House Administration Chair Bryan Steil sent subpoenas to 15 Biden Cabinet officials on Thursday requesting documents related to an executive order aimed at promoting access to voting.

It’s the latest move by Steil and House Administration Republicans, who have spent the bulk of this Congress highlighting perceived threats to election security and advancing a series of conservative proposals that would encourage states to adopt policies like mandatory voter identification.

Steil gave the department heads until June 26 to comply.

The executive order, issued by President Joe Biden in March 2021, sought to remove barriers to the ballot for historically marginalized groups, in part by expanding voter registration efforts. It instructed executive departments and agencies to partner with local officials “to protect and promote the exercise of the right to vote, eliminate discrimination and other barriers to voting, and expand access to voter registration and accurate election information.”
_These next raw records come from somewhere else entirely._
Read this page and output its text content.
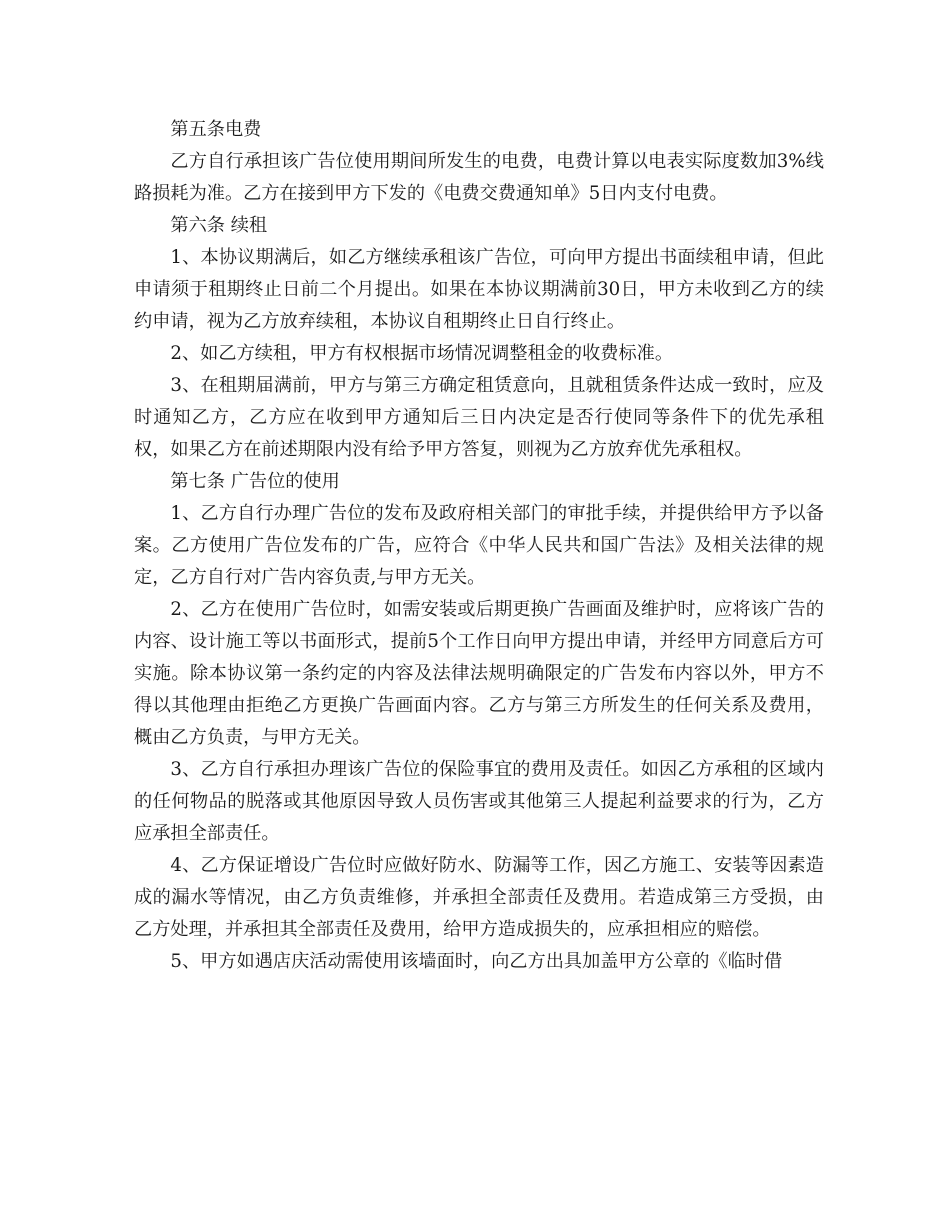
第五条电费

乙方自行承担该广告位使用期间所发生的电费，电费计算以电表实际度数加3%线路损耗为准。乙方在接到甲方下发的《电费交费通知单》5日内支付电费。

第六条 续租

1、本协议期满后，如乙方继续承租该广告位，可向甲方提出书面续租申请，但此申请须于租期终止日前二个月提出。如果在本协议期满前30日，甲方未收到乙方的续约申请，视为乙方放弃续租，本协议自租期终止日自行终止。

2、如乙方续租，甲方有权根据市场情况调整租金的收费标准。

3、在租期届满前，甲方与第三方确定租赁意向，且就租赁条件达成一致时，应及时通知乙方，乙方应在收到甲方通知后三日内决定是否行使同等条件下的优先承租权，如果乙方在前述期限内没有给予甲方答复，则视为乙方放弃优先承租权。

第七条 广告位的使用

1、乙方自行办理广告位的发布及政府相关部门的审批手续，并提供给甲方予以备案。乙方使用广告位发布的广告，应符合《中华人民共和国广告法》及相关法律的规定，乙方自行对广告内容负责,与甲方无关。

2、乙方在使用广告位时，如需安装或后期更换广告画面及维护时，应将该广告的内容、设计施工等以书面形式，提前5个工作日向甲方提出申请，并经甲方同意后方可实施。除本协议第一条约定的内容及法律法规明确限定的广告发布内容以外，甲方不得以其他理由拒绝乙方更换广告画面内容。乙方与第三方所发生的任何关系及费用，概由乙方负责，与甲方无关。

3、乙方自行承担办理该广告位的保险事宜的费用及责任。如因乙方承租的区域内的任何物品的脱落或其他原因导致人员伤害或其他第三人提起利益要求的行为，乙方应承担全部责任。

4、乙方保证增设广告位时应做好防水、防漏等工作，因乙方施工、安装等因素造成的漏水等情况，由乙方负责维修，并承担全部责任及费用。若造成第三方受损，由乙方处理，并承担其全部责任及费用，给甲方造成损失的，应承担相应的赔偿。

5、甲方如遇店庆活动需使用该墙面时，向乙方出具加盖甲方公章的《临时借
Some of Biden’s GOP critics have sought to challenge the executive order in court, and the House Oversight and Accountability Committee is pursuing its own probe

For his part, Steil called it nothing more than a “voter mobilization” effort intended to tilt the scales in favor of the presumed Democratic presidential nominee. He also suggested it could violate federal law that prohibits agencies from spending money without congressional approval. 

“Congress’s delegation of authority to the Department of Transportation does not include using funds and resources to provide Americans with voter registration materials,” Steil wrote in his letter to Transportation Secretary Pete Buttigieg, for example.

The Biden executive order also directed agencies to submit a strategic plan on the ways in which they can promote voter registration and participation. Steil asked Buttigieg and other secretaries for those plans and other documents related to the executive order as part of his committee’s investigation. 

“Allowing federal employees from the Biden Administration to flood election administration sites threatens election integrity and reduces Americans’ confidence,” Steil said in a statement. “I will continue working to provide transparency and accountability on this Administration’s latest scheme as Congress did not appropriate taxpayer funds for partisan activities.”

The normally tranquil House Administration Committee has been a fount of partisan angst this Congress over its Republican members’ attempts to rewrite the narrative of the Jan. 6, 2021, attack on the Capitol and efforts to amend election law. 

Ranking member Joseph D. Morelle has often slammed his Republican colleagues for doing the bidding of former President Donald Trump, who was in Washington on Thursday to meet with House and Senate Republicans. According to Morelle, the committee’s majority members have stoked election denialism and perpetuated misinformation about the prevalence of voter fraud, which even according to analysis from conservative organizations like the Heritage Foundation is exceedingly rare.

“This is not surprising as the former president is appearing with Republican colleagues on the Hill today. They are manufacturing concerns only after the former president secured the nomination,” Morelle said in a statement. “Instead of appeasing election deniers premised on conspiracy theories, we should be encouraging access to the ballot for all eligible Americans.”